SEZIONE SESTA CIVILE

SOTTOSEZIONE T

Composta dagli Ill.mi Sigg.ri Magistrati:

Dott. LUCIOTTI Lucio – Presidente –

Dott. CATALDI Michele – Consigliere –

Dott. CROLLA Cosmo – Consigliere –

Dott. LO SARDO Giuseppe – Consigliere –

Dott. RAGONESI Vittorio – rel. Consigliere –

ha pronunciato la seguente:

ORDINANZA

sul ricorso 13600-2019 proposto da:

E.G., ricorrente che non ha depositato il ricorso nei termini previsti dalla legge;

– ricorrente non costituito –

contro

AGENZIA DELLE ENTRATE, *****, in persona del Direttore pro tempore, elettivamente domiciliata in ROMA, VIA DEI PORTOGHESI 12, presso AVVOCATURA GENERALE DELLO STATO, che la rappresenta e difende, ope legis;

– controricorrente –

avverso la sentenza n. 364/2018 della COMMISSIONE TRIBUTARIA REGIONALE DEL LAZIO, depositata il 25/01/2018;

udita la relazione della causa svolta nella camera di consiglio non partecipata del 15/09/2021 dal Consigliere Relatore Dott. VITTORIO RAGONESI.
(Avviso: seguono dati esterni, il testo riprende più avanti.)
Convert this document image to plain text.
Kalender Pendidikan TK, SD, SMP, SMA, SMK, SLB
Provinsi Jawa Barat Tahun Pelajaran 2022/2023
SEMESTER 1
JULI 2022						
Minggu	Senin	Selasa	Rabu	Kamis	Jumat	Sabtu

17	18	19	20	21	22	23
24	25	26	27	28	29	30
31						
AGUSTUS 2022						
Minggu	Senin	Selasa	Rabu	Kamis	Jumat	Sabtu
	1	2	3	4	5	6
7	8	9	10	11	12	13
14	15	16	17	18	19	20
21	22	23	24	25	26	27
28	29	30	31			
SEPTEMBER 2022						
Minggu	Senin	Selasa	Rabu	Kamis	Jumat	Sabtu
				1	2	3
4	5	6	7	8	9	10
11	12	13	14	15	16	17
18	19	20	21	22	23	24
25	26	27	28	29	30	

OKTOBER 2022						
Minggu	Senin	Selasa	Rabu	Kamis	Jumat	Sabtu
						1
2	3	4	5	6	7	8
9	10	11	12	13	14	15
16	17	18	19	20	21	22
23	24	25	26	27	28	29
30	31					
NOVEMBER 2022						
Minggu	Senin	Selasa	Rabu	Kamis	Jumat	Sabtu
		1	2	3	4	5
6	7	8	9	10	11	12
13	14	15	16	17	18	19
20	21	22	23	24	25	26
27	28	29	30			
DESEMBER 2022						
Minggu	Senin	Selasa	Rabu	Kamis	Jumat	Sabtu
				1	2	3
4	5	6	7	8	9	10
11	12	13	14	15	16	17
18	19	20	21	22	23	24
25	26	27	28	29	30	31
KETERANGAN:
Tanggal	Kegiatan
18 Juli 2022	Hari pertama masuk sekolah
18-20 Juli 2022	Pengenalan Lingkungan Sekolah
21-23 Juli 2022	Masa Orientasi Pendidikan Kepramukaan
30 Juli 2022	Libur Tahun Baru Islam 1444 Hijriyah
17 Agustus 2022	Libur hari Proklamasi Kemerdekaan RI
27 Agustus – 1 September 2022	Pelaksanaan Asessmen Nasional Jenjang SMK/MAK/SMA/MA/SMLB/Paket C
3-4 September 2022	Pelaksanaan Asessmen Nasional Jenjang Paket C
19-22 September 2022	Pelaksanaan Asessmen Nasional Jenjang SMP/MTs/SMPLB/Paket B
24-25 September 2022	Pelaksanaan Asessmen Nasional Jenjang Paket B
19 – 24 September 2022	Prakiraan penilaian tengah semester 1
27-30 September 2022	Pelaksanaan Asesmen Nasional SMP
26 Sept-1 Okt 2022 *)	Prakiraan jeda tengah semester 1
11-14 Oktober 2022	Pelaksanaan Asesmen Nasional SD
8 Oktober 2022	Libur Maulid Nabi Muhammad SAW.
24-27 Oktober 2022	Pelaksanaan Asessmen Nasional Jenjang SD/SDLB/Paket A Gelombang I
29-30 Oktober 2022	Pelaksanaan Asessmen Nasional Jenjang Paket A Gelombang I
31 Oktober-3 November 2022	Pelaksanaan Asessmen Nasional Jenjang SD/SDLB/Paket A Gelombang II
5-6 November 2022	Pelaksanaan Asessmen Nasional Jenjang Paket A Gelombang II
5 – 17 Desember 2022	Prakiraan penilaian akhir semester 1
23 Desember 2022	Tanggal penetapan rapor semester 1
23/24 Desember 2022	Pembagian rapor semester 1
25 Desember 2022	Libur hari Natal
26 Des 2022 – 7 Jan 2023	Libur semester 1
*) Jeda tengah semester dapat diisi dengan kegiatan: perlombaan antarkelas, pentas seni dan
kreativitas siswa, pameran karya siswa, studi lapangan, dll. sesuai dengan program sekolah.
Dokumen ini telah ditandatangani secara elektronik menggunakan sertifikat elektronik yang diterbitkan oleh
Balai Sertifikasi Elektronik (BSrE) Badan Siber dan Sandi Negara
IN FATTO ED IN DIRITTO La Commissione tributaria provinciale di Roma, con sentenza n. 385/12/09, accoglieva parzialmente il ricorso proposto da E.G. avverso il silenzio rifiuto riguardo la propria domanda di rimborso della ritenuta fiscale operata dal proprio sostituto d’imposta..

Avverso detta decisione l’Agenzia delle entrate proponeva appello innanzi alla CTR Lazio che, con sentenza 234/1/11, rigettava l’impugnazione confermando l’orientamento espresso dal giudice di primo grado.

Avverso la detta sentenza l’Agenzia delle Entrate proponeva ricorso per Cassazione che veniva parzialmente accolto da questa Corte con sentenza 1553/16.

Il contribuente riassumeva il giudizio innanzi la CTR Lazio che con sentenza 364/18 lo rigettava.

Avverso tal decisione il contribuente proponeva nuovo ricorso per cassazione con atto notificato il 27.2.19 ma non depositato.

L’Agenzia delle Entrate resisteva con controricorso provvedendo alla iscrizione a ruolo della causa.

Successivamente però l’Amministrazione ha depositato atto di rinuncia al controricorso ed ad ogni pretesa relativamente alle spese.

Il ricorso va quindi dichiarato improcedibile. Nulla spese.

P.Q.M.

Dichiara improcedibile il ricorso.

Così deciso in Roma, il 15 settembre 2021.